Вспоминая эту историю, бабушка словно заново переживала тогдашний ужас. Она знала, как тонка грань, отделяющая достойную жизнь от полной страданий и стыда преисподней. В детстве она никогда не рассказывала мне об этом, даже наоборот, старалась сделать всё возможное, чтобы держать меня в полнейшем неведении обо всем, что касалось секса, включая связанные с ним опасности.

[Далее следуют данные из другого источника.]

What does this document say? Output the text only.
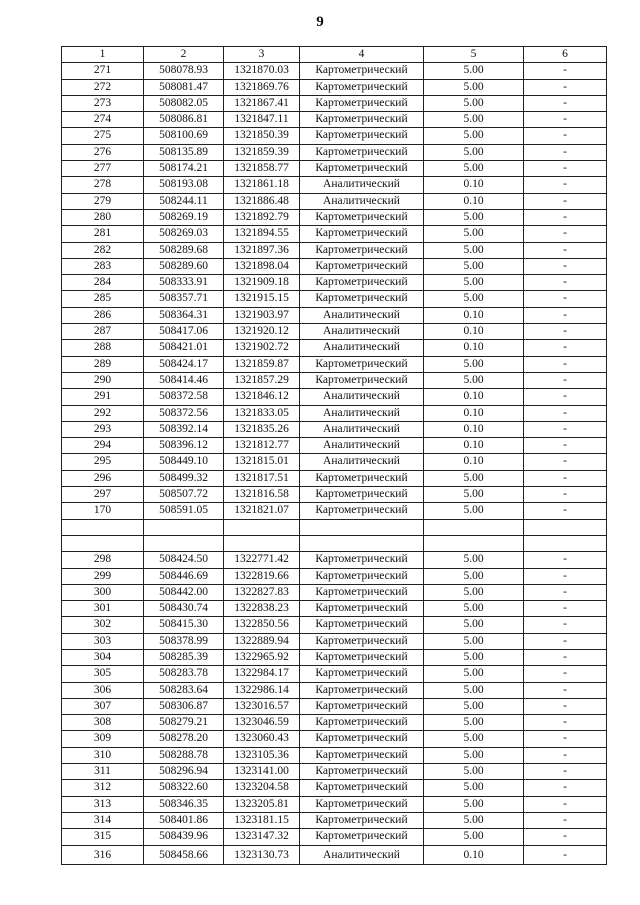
9
1	2	3	4	5	6
271	508078.93	1321870.03	Картометрический	5.00	-
272	508081.47	1321869.76	Картометрический	5.00	-
273	508082.05	1321867.41	Картометрический	5.00	-
274	508086.81	1321847.11	Картометрический	5.00	-
275	508100.69	1321850.39	Картометрический	5.00	-
276	508135.89	1321859.39	Картометрический	5.00	-
277	508174.21	1321858.77	Картометрический	5.00	-
278	508193.08	1321861.18	Аналитический	0.10	-
279	508244.11	1321886.48	Аналитический	0.10	-
280	508269.19	1321892.79	Картометрический	5.00	-
281	508269.03	1321894.55	Картометрический	5.00	-
282	508289.68	1321897.36	Картометрический	5.00	-
283	508289.60	1321898.04	Картометрический	5.00	-
284	508333.91	1321909.18	Картометрический	5.00	-
285	508357.71	1321915.15	Картометрический	5.00	-
286	508364.31	1321903.97	Аналитический	0.10	-
287	508417.06	1321920.12	Аналитический	0.10	-
288	508421.01	1321902.72	Аналитический	0.10	-
289	508424.17	1321859.87	Картометрический	5.00	-
290	508414.46	1321857.29	Картометрический	5.00	-
291	508372.58	1321846.12	Аналитический	0.10	-
292	508372.56	1321833.05	Аналитический	0.10	-
293	508392.14	1321835.26	Аналитический	0.10	-
294	508396.12	1321812.77	Аналитический	0.10	-
295	508449.10	1321815.01	Аналитический	0.10	-
296	508499.32	1321817.51	Картометрический	5.00	-
297	508507.72	1321816.58	Картометрический	5.00	-
170	508591.05	1321821.07	Картометрический	5.00	-

298	508424.50	1322771.42	Картометрический	5.00	-
299	508446.69	1322819.66	Картометрический	5.00	-
300	508442.00	1322827.83	Картометрический	5.00	-
301	508430.74	1322838.23	Картометрический	5.00	-
302	508415.30	1322850.56	Картометрический	5.00	-
303	508378.99	1322889.94	Картометрический	5.00	-
304	508285.39	1322965.92	Картометрический	5.00	-
305	508283.78	1322984.17	Картометрический	5.00	-
306	508283.64	1322986.14	Картометрический	5.00	-
307	508306.87	1323016.57	Картометрический	5.00	-
308	508279.21	1323046.59	Картометрический	5.00	-
309	508278.20	1323060.43	Картометрический	5.00	-
310	508288.78	1323105.36	Картометрический	5.00	-
311	508296.94	1323141.00	Картометрический	5.00	-
312	508322.60	1323204.58	Картометрический	5.00	-
313	508346.35	1323205.81	Картометрический	5.00	-
314	508401.86	1323181.15	Картометрический	5.00	-
315	508439.96	1323147.32	Картометрический	5.00	-
316	508458.66	1323130.73	Аналитический	0.10	-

Но иголку и нитку, а также обрезки ткани, оставшиеся от заказов, бабушка начала вкладывать мне в руку очень рано. Подобно хорошей учительнице, она представляла это как новую игру. У меня была старая потрёпанная кукла из папье-маше, доставшаяся в наследство от одной из сгинувших кузин: той её, в свою очередь, подарила много лет назад одна синьора, у которой мать кузины служила приходящей горничной. Куклу я очень любила и ужасно жалела, что та вынуждена ходить обнажённой, выставив напоказ своё бумажное тело (по ночам бабушка раздевала её и прятала сшитую за день одежду.) Мне не терпелось узнать, как сшить хотя бы простенькую сорочку, платок, потом простыню, а после и халат; вершиной моих трудов стало, разумеется, элегантное платье с оборками и кружевным подолом – это было непросто, и бабушке в конце концов пришлось за мной доделывать.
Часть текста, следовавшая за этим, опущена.